Текстагония

Если лгать не будешь, много грехов
примешь на душу.
Египетский патерик
Критический тест густо засиженной мухами картинки восприятия: если вы, чтоб не увидеть в соседе мистической ауры, обуваетесь в оксфорды, вы начальный и тем уже конченый купец, и ваш дорогой галстук идёт в цену висельной верёвки; если забыли свои броги третьего дня напяленными в просушку на штакетины ветхозаветного палисадника, вы дервиш шлёпанского отшелья и пища выброшенной свежести; прибавлю – сколько бы вы ни трудились на отчитке Адама Смита и черновиков предисловия к «Евгению Онегину».
(Верный ответ по тесту в клеточке вопроса, обращонного в изнанку нутрии second-hand brain-a: есть ли у оксфордианца натурально извратительная потребность в поедании или перепродаже брогеносца? Положителен ваш ответ, или он отказной по подошву ботинок челси – не имеет никакого значения: знаки расставлены до.)
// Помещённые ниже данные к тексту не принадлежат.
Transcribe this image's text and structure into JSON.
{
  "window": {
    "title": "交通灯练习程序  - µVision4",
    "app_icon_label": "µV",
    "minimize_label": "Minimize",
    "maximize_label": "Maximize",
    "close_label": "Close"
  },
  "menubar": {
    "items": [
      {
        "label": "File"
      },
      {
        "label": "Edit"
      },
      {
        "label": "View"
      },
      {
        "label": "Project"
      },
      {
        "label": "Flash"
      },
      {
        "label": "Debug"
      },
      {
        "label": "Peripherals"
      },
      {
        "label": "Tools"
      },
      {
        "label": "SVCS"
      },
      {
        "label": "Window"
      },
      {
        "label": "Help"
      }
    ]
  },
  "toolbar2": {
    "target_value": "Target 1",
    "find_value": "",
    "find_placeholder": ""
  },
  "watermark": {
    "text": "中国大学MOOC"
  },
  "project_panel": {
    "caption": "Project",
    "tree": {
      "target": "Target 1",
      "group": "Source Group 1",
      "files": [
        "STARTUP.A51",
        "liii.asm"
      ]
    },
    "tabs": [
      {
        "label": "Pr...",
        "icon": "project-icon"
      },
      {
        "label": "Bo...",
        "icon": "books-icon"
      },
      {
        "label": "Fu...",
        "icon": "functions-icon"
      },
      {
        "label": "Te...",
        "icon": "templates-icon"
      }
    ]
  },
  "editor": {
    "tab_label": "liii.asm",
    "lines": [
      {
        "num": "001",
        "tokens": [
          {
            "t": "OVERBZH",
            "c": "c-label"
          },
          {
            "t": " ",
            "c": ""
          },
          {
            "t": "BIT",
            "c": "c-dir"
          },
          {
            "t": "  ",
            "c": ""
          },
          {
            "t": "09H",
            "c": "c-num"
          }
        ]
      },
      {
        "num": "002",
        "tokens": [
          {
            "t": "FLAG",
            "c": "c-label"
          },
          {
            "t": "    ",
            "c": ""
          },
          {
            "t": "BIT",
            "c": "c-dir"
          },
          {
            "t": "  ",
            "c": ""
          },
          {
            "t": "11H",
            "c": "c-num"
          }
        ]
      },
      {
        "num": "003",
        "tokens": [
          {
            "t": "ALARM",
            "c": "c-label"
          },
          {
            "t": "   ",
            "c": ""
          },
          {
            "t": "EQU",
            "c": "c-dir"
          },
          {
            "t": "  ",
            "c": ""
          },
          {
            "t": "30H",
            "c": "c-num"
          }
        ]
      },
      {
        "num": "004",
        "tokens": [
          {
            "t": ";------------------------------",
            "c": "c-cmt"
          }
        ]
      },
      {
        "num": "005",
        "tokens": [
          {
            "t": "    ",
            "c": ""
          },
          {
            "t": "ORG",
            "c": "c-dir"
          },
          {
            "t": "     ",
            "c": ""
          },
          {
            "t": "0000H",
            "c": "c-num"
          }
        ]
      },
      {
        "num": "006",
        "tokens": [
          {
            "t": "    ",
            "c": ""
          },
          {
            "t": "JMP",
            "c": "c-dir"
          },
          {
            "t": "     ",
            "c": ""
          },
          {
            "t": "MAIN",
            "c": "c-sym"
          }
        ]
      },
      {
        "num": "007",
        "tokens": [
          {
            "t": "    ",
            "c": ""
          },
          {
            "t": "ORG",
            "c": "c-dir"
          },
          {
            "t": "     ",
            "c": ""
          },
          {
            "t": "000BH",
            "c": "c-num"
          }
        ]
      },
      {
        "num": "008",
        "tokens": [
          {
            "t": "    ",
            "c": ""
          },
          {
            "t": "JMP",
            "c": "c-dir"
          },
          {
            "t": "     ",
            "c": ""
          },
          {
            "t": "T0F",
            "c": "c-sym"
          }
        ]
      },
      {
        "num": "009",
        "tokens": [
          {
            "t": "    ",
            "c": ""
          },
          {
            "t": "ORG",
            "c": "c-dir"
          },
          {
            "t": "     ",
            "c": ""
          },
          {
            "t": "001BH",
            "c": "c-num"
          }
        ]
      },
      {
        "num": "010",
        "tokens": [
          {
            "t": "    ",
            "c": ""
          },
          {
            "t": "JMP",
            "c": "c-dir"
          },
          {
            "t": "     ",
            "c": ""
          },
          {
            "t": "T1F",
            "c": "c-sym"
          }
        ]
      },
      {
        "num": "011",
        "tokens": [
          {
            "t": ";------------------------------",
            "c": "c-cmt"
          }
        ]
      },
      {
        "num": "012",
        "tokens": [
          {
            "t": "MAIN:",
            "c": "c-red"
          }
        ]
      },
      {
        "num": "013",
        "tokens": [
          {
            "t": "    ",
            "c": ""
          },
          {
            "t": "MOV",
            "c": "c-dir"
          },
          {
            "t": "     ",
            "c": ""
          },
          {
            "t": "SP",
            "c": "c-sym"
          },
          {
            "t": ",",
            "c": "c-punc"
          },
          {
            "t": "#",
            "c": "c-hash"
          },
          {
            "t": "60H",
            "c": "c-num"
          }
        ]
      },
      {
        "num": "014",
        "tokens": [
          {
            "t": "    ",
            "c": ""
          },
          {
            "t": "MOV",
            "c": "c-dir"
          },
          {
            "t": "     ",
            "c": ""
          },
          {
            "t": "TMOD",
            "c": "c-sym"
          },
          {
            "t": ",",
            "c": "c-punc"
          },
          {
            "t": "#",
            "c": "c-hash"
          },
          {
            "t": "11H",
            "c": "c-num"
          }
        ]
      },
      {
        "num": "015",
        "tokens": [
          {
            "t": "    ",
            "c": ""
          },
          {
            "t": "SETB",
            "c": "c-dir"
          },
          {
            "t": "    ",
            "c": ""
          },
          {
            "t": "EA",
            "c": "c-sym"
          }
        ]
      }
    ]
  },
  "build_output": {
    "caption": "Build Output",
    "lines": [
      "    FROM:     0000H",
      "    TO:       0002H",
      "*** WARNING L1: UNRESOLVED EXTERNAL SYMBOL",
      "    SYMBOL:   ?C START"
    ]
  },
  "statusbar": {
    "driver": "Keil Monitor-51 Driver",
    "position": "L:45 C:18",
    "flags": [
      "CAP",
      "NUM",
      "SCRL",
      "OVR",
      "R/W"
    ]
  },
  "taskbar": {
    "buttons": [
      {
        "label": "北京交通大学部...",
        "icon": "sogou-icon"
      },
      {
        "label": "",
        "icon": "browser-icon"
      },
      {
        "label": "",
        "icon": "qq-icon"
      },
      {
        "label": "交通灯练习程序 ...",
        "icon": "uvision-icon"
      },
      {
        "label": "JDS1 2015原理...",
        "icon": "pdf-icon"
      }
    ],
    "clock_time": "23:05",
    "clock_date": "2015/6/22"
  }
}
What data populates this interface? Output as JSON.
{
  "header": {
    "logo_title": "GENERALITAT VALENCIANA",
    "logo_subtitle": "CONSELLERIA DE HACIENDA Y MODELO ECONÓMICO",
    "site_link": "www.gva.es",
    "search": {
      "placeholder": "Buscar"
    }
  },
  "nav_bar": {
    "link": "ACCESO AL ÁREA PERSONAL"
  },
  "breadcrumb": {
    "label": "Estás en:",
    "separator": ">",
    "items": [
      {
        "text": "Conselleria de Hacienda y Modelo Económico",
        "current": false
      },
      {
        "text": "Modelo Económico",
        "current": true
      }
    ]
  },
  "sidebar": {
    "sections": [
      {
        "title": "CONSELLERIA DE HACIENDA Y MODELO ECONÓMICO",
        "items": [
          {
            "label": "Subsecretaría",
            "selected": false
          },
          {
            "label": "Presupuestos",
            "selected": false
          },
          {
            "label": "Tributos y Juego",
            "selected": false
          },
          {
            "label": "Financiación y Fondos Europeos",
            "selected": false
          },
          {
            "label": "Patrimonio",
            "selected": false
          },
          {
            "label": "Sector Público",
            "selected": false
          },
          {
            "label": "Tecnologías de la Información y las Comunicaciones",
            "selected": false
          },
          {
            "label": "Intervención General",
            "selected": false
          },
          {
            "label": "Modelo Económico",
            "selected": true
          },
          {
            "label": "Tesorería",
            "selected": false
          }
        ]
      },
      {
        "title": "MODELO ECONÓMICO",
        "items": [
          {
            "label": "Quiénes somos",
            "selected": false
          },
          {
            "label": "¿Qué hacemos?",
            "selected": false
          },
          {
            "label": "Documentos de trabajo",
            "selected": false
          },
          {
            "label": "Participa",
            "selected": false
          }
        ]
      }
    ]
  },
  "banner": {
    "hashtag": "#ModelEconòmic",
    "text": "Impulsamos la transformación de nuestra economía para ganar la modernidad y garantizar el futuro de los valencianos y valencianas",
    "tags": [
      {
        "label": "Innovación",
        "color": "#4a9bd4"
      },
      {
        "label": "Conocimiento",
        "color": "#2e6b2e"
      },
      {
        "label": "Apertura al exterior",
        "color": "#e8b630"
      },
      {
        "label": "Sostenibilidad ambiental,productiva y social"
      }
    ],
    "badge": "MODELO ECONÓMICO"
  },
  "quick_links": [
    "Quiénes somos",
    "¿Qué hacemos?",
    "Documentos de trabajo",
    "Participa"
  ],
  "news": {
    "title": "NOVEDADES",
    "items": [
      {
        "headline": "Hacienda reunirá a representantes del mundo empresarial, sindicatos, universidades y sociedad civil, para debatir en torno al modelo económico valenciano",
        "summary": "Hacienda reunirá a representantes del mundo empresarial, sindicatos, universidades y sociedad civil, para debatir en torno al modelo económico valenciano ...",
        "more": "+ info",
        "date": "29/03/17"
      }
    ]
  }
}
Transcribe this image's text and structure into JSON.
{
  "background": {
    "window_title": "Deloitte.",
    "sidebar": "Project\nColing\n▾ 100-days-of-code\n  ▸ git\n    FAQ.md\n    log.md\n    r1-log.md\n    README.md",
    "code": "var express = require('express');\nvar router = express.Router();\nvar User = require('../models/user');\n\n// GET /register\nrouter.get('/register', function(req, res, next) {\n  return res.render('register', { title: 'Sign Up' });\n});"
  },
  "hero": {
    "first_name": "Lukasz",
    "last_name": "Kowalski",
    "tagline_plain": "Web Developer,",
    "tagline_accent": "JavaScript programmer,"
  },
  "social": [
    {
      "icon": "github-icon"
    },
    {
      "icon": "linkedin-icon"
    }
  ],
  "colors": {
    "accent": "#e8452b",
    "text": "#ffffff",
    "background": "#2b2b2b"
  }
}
Или и или, как вывел один не недревний философ: в расколе между непознаваемой глубиной и рациональностью познаваемого находит своё оправдание разного рода «позитивизм».
1.
А было так…
После того, как русалку Галактею осенило до плеска белыих ручек, грудок-репок потрясенья, бровок смарагдового раскрылья, на чом стены неприлично закачались, и крышка – салат на серебре – эхом ухнула на знамени рцы, ни одна живая душа в приличном доме толком ничего не раскусила, кроме орешка флексий: русалочий язык, в сплетении гриндлоу с хантайским и нингё та ещё загогулина!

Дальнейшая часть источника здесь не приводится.